Samsung agreed not to pursue injunctions against companies it believes infringe its essential 3G smart device patents in the European Union for the next five years to appease EU antitrust officials, as the European Commission moved to bring an end to smartphone patent wars in the region.
In a related development, the Commission has also ruled that Motorola Mobility infringed competition rules by seeking an injunction on shipments of Apple devices in Germany, despite Apple having agreed that any dispute over fair, reasonable, and non-discriminatory (FRAND) terms would be settled by local courts.
Joaquín Almunia, the Commission vice president of competition policy, welcomed the two developments: "Our decision on Motorola, together with today's decision to accept Samsung's legal commitments, provides legal clarity on the circumstances in which injunctions to enforce standard essential patents can be anti-competitive."
Samsung committed to allow arbitrators or local courts to determine what constitutes FRAND pricing for its essential 3G smartphone and tablet patents in the event that direct negotiations with companies seeking to license the intellectual property fail after a year of discussion.
Essential patents are, by definition, considered necessary to produce 2G, 3G, and LTE smart devices, and the Commission requires companies holding those patents to license them at fair rates to prevent anticompetitive behaviour.
The Commission said Samsung's commitment provides safe harbour for potential licensees.

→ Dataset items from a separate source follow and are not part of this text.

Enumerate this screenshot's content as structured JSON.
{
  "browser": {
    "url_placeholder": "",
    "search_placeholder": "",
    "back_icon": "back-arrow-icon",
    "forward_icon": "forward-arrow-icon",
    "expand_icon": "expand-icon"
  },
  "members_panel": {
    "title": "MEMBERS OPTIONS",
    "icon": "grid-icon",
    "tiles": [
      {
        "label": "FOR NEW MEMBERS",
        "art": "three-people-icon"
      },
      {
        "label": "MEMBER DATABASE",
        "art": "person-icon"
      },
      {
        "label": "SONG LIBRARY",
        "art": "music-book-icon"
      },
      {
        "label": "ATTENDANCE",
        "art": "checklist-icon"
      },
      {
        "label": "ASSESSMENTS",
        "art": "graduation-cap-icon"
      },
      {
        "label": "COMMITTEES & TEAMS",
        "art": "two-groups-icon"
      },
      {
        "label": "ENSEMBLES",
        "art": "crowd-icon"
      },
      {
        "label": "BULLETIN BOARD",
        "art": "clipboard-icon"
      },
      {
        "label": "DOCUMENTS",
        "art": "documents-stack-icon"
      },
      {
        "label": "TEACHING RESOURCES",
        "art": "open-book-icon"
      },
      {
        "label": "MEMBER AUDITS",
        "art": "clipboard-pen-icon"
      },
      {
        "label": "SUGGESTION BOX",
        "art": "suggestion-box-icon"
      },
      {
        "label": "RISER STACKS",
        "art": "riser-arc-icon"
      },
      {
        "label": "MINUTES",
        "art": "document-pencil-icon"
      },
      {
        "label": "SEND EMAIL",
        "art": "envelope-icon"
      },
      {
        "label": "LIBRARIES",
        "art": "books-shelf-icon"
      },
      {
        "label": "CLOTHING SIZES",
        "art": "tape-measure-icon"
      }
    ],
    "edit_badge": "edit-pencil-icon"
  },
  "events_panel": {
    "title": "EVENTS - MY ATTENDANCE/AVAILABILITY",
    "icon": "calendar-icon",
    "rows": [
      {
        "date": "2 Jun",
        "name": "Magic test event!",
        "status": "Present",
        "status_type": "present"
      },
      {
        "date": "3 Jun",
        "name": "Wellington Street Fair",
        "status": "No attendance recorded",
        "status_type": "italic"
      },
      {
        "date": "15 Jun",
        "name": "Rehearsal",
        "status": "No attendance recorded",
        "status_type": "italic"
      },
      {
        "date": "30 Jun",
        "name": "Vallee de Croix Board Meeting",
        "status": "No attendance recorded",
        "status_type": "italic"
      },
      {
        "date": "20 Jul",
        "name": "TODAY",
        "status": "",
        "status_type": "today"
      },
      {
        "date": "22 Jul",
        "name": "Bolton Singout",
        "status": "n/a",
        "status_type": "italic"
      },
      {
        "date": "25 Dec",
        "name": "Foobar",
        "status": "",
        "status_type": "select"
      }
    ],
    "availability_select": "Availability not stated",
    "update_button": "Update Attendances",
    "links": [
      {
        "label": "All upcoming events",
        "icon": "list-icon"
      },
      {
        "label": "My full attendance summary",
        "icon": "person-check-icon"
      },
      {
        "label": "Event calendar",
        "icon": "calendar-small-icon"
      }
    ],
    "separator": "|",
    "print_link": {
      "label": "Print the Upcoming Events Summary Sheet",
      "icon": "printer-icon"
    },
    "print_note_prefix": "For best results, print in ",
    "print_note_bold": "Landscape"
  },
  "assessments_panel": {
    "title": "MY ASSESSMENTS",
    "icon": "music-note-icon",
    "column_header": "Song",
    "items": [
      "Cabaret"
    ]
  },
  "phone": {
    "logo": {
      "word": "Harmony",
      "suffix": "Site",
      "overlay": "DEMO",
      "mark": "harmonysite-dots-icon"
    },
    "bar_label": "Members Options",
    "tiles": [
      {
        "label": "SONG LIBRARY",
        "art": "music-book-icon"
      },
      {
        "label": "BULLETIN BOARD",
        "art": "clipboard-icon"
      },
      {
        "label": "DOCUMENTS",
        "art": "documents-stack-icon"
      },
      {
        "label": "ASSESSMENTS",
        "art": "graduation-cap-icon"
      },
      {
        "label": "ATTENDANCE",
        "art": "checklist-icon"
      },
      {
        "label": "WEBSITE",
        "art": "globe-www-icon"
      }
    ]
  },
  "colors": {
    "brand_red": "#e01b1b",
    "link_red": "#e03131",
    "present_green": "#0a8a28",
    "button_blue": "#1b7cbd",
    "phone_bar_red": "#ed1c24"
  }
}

Meanwhile the Commission said Motorola Mobility abused its dominant position by using the threat of an injunction to force Apple into a settlement agreement that included restrictive conditions. The U.S. vendor agreed to waive its right to challenge the validity of Motorola's patents, or any infringement of them by Apple products.
Despite the ruling against Motorola, the Commission said it would not fine the company because there is currently no precedent by which European courts can decide on the legality of essential patent injunctions.
The Motorola decision, however, "should set a precedent and provide guidance to the industry," the Commission said.
The European Telecommunications Standards Institute (ETSI) has declared at least 1,300 patents 'essential' to GSM, and close to 3,000 for 3G technology.
"The protection of intellectual property and competition are both key drivers of innovation and growth. This is why it is essential that intellectual property is not misused to the detriment of healthy competition," Almunia commented.